Kirsty turns to leave the crime scene blame-free, having gotten away with it all, but she's stopped by Detective Lange. He gives her the Puzzle Box, since it was her anniversary present and he doesn't think it counts as any kind of evidence. She thanks him and walks away, knowing that she's free but also always being watched by Hell. Never Free, Always Escaping, as it were. The End.

This was a headtrip and a half. Whatever you keep expecting, the movie pulls the rug from under you and keeps going! (That is both a praise and a critique.) It took the previous movie's idea of a Hellraiser afterlife, mixed it into the main story from the Hellraiser 1 and 2 plotlines, and got a great story thread spinning! The only thing that falls flat is the execution. The amnesia angle wasn't made obvious, nor was the month-long time jump, nor was the actor's reactions. Trevor had the same bland confused reaction to everything, which was "I'm sorry, what?" and that will just puzzle the audience more if they're already lost! This movie needed to give us a more solid anchoring point than Trevor, is what I'm saying. Otherwise, like I said, this movie's worth a watch or two.
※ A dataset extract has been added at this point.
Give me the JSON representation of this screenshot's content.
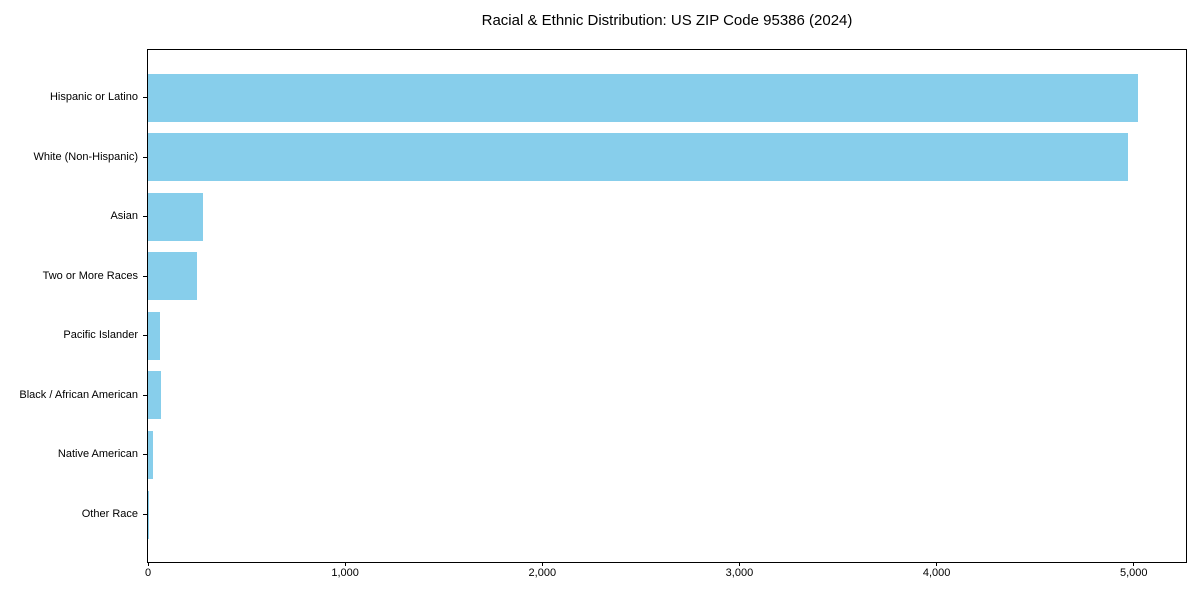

(Ana's Note: Trevor is played by Dean Winters, who I know is a better actor than this. I'm not sure what happened here, because it feels like he's sleep-walking his way through the film, and the film suffers for it. I would love to see a remake of this with clearer writing and more enthusiastic actors. Credit where it's due, though: Kirsty and Pinhead brought their best game, as always.)